The NFL Draft is where championship teams get built. Nowhere is that more true than the first round. Missing a pick in the first round is the quickest way to throw off a franchise’s progression. That’s why teams like Oakland continue to struggle. Great teams, however, pick with value and know when to trade up or down.
With that in mind, let’s look at who came out of the first round in the best position to succeed.
The Washington Redskins: This is a lot more about what the Redskins didn’t do than what they did. Rumors were flying around that Redskins owner Dan Snyder was trying to trade into the top 10 because of his extreme infatuation with quarterback Dwayne Haskins. Doing so would have cost an arm and a leg and bankrupt the team’s draft capitol for the foreseeable future. Instead, the franchise waited for Haskins to fall to them at 15, where he is much more of a value pick. That is already a phenomenal first round for Washington, but they traded back into the first round to select OLB Montez Sweat at 26. Sweat was a projected top 10 pick before being misdiagnosed with a heart condition. But the man can get after a quarterback quickly. For god’s sake, he ran a faster 40-yard dash (4.41) than Patriots first-round receiver N’Keal Harry (4.53).
The Jacksonville Jaguars: The Jaguars were perhaps the luckiest team in the draft. While any team should get a great player at pick 7, the Jags might have snagged the best player in the entire draft, OLB Josh Allen. Allen is a three-down linebacker with the strength to shed blocks and the speed to close on any quarterback. The only reason he made it to 7 is that the Raiders and the Giants are idiots and the Jets are addicted to drafting defensive tackles.
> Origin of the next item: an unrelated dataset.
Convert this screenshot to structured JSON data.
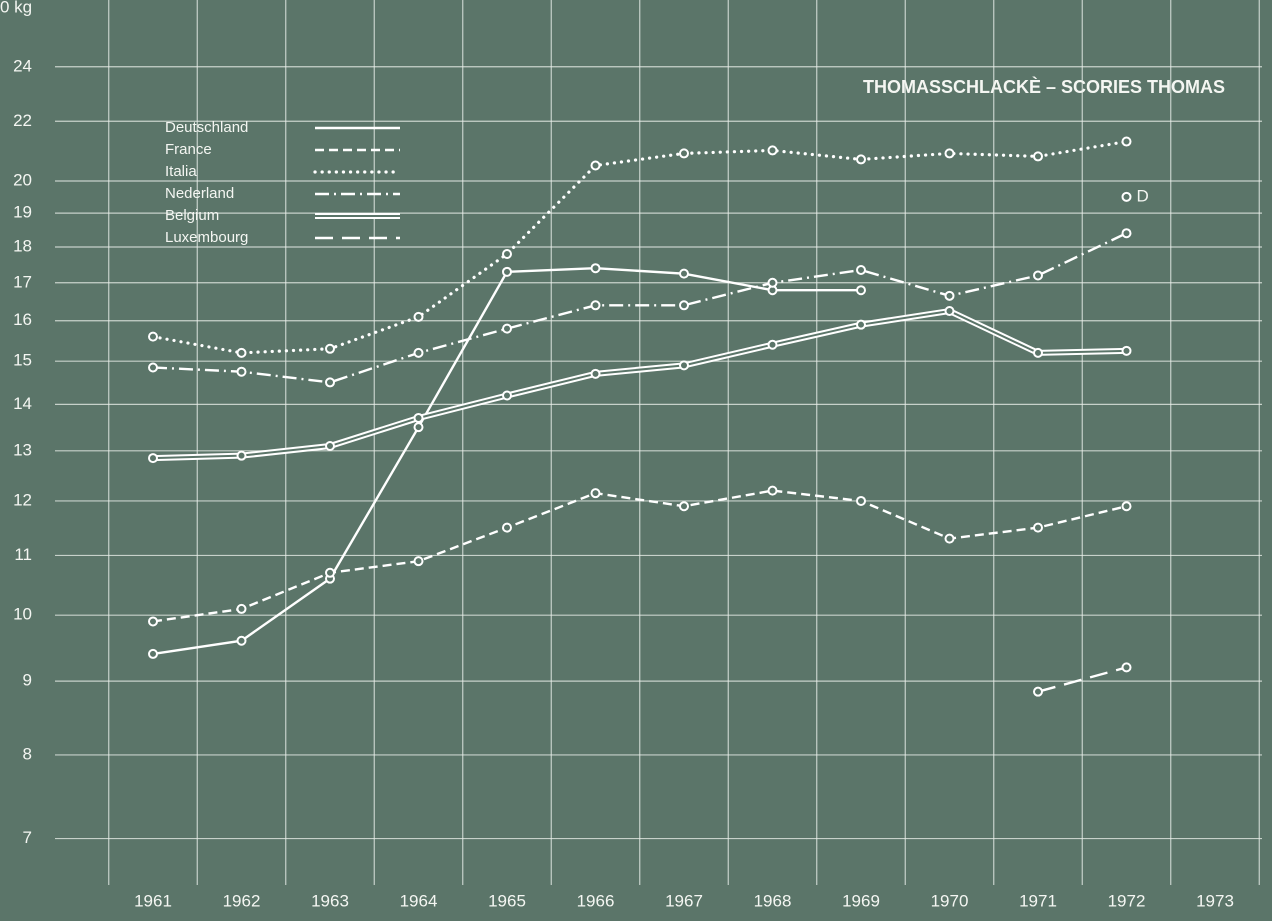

San Diego Los Angeles Chargers: The Chargers didn’t make any fancy moves yesterday. They just sat back at 28 and let an elite talent at a position of need come to them. DT Jerry Tillery is the kind of hog in a hole that the Chargers defense needs. Pro Football Focus ranked Tillery their seventh best player in the draft. Maybe if they had Tillery in the playoffs, Sony Michel would have run for less than 800 yards.
— PFF LA Chargers (@PFF_Chargers) April 26, 2019
The Oakland Raider: What the fuck are you doing Oakland? They took DE Clelin Ferrell at 4, RB Josh Jacobs at 24, and S Jonathan Abram at 27. Each of those picks seemed like a reach. Abram was the probably the best value on the board so I’ll give them a pass for that. But Clelin Ferrell was likely to be available in the 20s, there was no need to take him at 4. Josh Allen, Ed Oliver, and Rashan Gary would all have been better picks. Josh Jacobs is the best running back available but it is wildly unlikely anybody would have taken him before Oakland picks in the second round. The only shred of hope for Raiders fans was Jon Gruden had three first round picks, and it seems like even that’s gone now.
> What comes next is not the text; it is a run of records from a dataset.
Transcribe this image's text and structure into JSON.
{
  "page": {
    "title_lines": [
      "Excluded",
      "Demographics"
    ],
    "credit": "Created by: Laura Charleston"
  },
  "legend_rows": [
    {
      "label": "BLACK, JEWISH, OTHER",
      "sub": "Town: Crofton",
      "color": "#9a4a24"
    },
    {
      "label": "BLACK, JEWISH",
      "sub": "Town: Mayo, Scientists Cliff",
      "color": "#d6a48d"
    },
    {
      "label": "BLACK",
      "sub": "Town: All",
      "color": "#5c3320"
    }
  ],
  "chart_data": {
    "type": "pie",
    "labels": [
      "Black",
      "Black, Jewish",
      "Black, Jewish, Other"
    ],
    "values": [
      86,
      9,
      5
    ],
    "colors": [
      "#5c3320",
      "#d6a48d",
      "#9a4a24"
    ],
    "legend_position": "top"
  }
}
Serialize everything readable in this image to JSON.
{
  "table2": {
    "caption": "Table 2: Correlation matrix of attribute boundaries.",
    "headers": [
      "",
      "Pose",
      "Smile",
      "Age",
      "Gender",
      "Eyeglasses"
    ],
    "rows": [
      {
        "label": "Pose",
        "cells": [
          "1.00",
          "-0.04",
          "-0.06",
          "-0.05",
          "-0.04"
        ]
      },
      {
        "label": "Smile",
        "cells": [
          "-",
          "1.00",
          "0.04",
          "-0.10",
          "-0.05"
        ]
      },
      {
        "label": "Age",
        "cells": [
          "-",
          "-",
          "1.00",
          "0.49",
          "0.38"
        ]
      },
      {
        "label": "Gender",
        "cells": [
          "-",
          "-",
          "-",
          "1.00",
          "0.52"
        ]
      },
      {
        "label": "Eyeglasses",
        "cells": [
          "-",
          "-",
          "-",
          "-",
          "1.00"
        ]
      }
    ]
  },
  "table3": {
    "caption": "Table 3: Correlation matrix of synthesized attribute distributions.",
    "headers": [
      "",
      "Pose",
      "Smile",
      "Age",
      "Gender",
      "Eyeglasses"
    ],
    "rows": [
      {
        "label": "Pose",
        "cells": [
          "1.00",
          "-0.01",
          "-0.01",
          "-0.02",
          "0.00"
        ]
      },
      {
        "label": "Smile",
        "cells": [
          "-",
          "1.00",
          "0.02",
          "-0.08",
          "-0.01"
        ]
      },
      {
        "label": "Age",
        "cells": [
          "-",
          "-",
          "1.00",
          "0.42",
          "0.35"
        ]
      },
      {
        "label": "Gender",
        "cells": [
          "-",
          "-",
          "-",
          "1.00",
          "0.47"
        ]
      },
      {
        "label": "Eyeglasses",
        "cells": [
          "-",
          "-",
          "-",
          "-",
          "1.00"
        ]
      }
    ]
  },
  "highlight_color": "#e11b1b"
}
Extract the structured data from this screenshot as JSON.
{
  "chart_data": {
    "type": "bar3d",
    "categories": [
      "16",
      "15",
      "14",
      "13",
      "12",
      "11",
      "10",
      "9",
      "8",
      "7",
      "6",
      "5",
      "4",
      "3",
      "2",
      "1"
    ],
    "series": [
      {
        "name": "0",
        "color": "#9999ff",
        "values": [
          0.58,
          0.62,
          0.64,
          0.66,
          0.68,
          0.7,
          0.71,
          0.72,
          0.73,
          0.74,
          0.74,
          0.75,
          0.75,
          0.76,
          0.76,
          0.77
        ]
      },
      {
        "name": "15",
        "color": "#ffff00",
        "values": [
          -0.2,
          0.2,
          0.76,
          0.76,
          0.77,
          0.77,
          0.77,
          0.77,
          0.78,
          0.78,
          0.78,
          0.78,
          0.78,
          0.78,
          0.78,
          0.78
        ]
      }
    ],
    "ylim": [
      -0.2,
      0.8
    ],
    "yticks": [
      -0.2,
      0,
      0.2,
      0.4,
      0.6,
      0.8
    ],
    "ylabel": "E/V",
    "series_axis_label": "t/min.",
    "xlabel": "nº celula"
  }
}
The New York Giants: If Oakland earned a “What the fuck?” New York deserves a “You fucking bunch of inbred idiots!” for taking quarterback Daniel Jones with the sixth overall pick. There were transcendent defenders available that are franchise changers. Instead, the New York Football Giants elected to go with the 6th best quarterback available. Dan Jones is a fucking third round talent, and I’m not the only one who thinks so. New York then took DL Dexter Lawrence at least ten picks too soon. Big Blue finished the day by trading their second, fourth, and fifth round pick to get the 4th-best cornerback, Deandre Baker, before any of the better options were picked. Every single one of these picks is hilariously bad.
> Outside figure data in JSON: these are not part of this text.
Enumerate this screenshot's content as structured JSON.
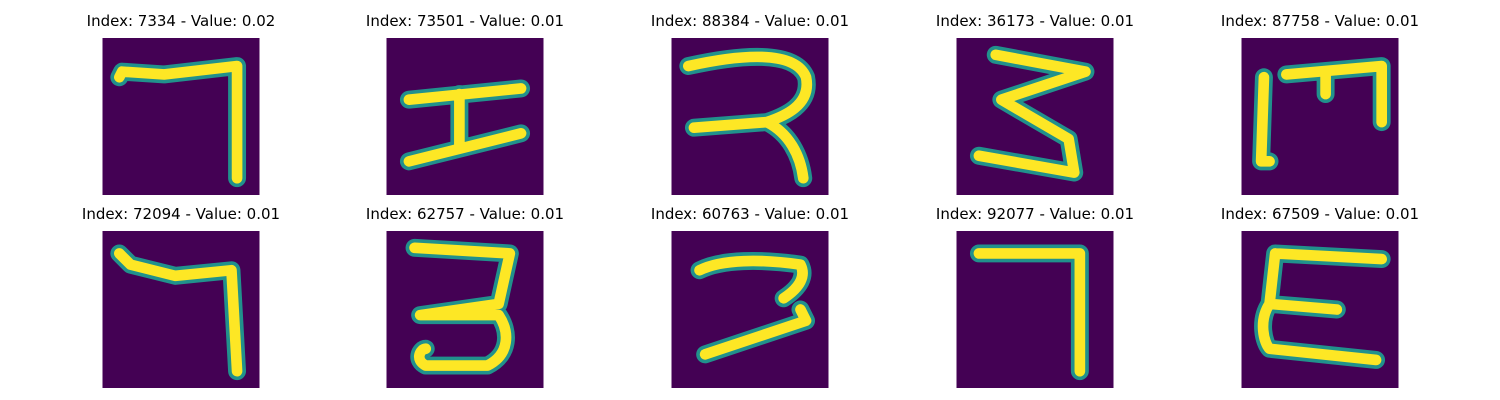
{
  "colors": {
    "background": "#440154",
    "stroke_core": "#fde725",
    "stroke_edge": "#21918c"
  },
  "tiles": [
    {
      "title": "Index: 7334 - Value: 0.02",
      "glyph": "seven-shape"
    },
    {
      "title": "Index: 73501 - Value: 0.01",
      "glyph": "h-shape"
    },
    {
      "title": "Index: 88384 - Value: 0.01",
      "glyph": "r-shape"
    },
    {
      "title": "Index: 36173 - Value: 0.01",
      "glyph": "three-z-shape"
    },
    {
      "title": "Index: 87758 - Value: 0.01",
      "glyph": "m-shape"
    },
    {
      "title": "Index: 72094 - Value: 0.01",
      "glyph": "seven-shape"
    },
    {
      "title": "Index: 62757 - Value: 0.01",
      "glyph": "three-shape"
    },
    {
      "title": "Index: 60763 - Value: 0.01",
      "glyph": "reversed-c-shape"
    },
    {
      "title": "Index: 92077 - Value: 0.01",
      "glyph": "seven-shape"
    },
    {
      "title": "Index: 67509 - Value: 0.01",
      "glyph": "e-shape"
    }
  ]
}
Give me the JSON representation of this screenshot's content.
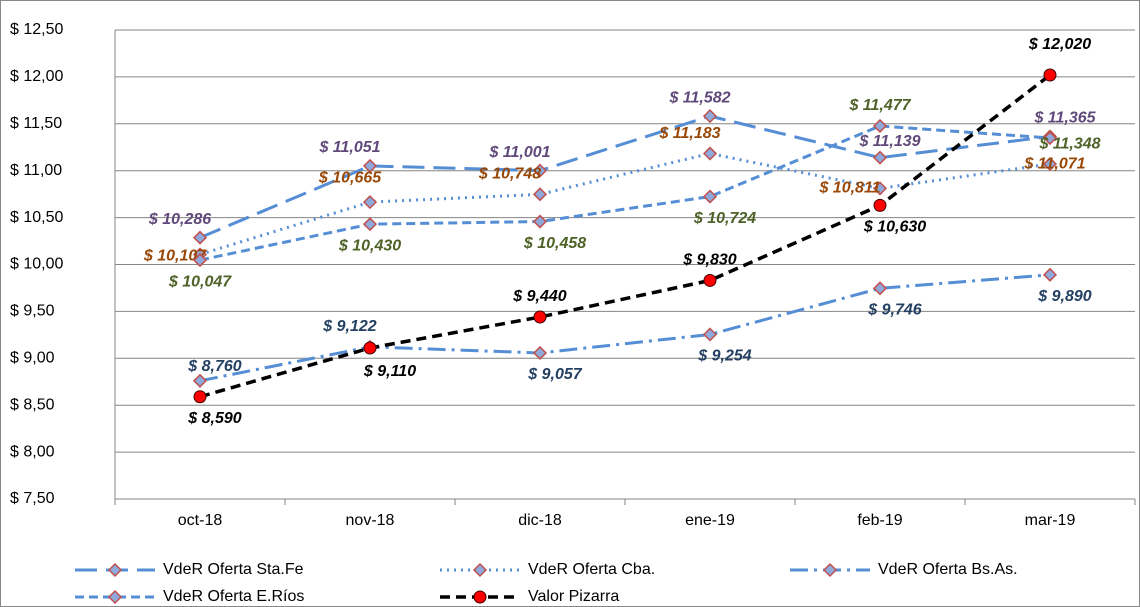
{
  "chart_data": {
    "type": "line",
    "categories": [
      "oct-18",
      "nov-18",
      "dic-18",
      "ene-19",
      "feb-19",
      "mar-19"
    ],
    "ylim": [
      7.5,
      12.5
    ],
    "yticks": [
      {
        "value": 7.5,
        "label": "$ 7,50"
      },
      {
        "value": 8,
        "label": "$ 8,00"
      },
      {
        "value": 8.5,
        "label": "$ 8,50"
      },
      {
        "value": 9,
        "label": "$ 9,00"
      },
      {
        "value": 9.5,
        "label": "$ 9,50"
      },
      {
        "value": 10,
        "label": "$ 10,00"
      },
      {
        "value": 10.5,
        "label": "$ 10,50"
      },
      {
        "value": 11,
        "label": "$ 11,00"
      },
      {
        "value": 11.5,
        "label": "$ 11,50"
      },
      {
        "value": 12,
        "label": "$ 12,00"
      },
      {
        "value": 12.5,
        "label": "$ 12,50"
      }
    ],
    "grid": true,
    "legend": "bottom",
    "series": [
      {
        "name": "VdeR Oferta Sta.Fe",
        "color": "#558ed5",
        "values": [
          10.286,
          11.051,
          11.001,
          11.582,
          11.139,
          11.365
        ],
        "value_labels": [
          "$ 10,286",
          "$ 11,051",
          "$ 11,001",
          "$ 11,582",
          "$ 11,139",
          "$ 11,365"
        ]
      },
      {
        "name": "VdeR Oferta Cba.",
        "color": "#558ed5",
        "values": [
          10.107,
          10.665,
          10.748,
          11.183,
          10.811,
          11.071
        ],
        "value_labels": [
          "$ 10,107",
          "$ 10,665",
          "$ 10,748",
          "$ 11,183",
          "$ 10,811",
          "$ 11,071"
        ]
      },
      {
        "name": "VdeR Oferta Bs.As.",
        "color": "#558ed5",
        "values": [
          8.76,
          9.122,
          9.057,
          9.254,
          9.746,
          9.89
        ],
        "value_labels": [
          "$ 8,760",
          "$ 9,122",
          "$ 9,057",
          "$ 9,254",
          "$ 9,746",
          "$ 9,890"
        ]
      },
      {
        "name": "VdeR Oferta E.Ríos",
        "color": "#558ed5",
        "values": [
          10.047,
          10.43,
          10.458,
          10.724,
          11.477,
          11.348
        ],
        "value_labels": [
          "$ 10,047",
          "$ 10,430",
          "$ 10,458",
          "$ 10,724",
          "$ 11,477",
          "$ 11,348"
        ]
      },
      {
        "name": "Valor Pizarra",
        "color": "#000000",
        "values": [
          8.59,
          9.11,
          9.44,
          9.83,
          10.63,
          12.02
        ],
        "value_labels": [
          "$ 8,590",
          "$ 9,110",
          "$ 9,440",
          "$ 9,830",
          "$ 10,630",
          "$ 12,020"
        ]
      }
    ]
  }
}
The Atlanta Falcons: Apparently the Falcons are dedicated to reaching for Day 2 linemen. Atlanta took OG Chris Lidstrom at 14. ESPN ranked him at the 41st in their overall rankings and others had him ranked similarly. Atlanta then traded their second and third round picks for the 31st pick and a sixth-round pick. Atlanta COULD have taken OT Jawaan Taylor, who is regarded as one of the top tackle talents. INSTEAD, they took OT Kaleb McGary, a tackle who was likely available in the mid-third.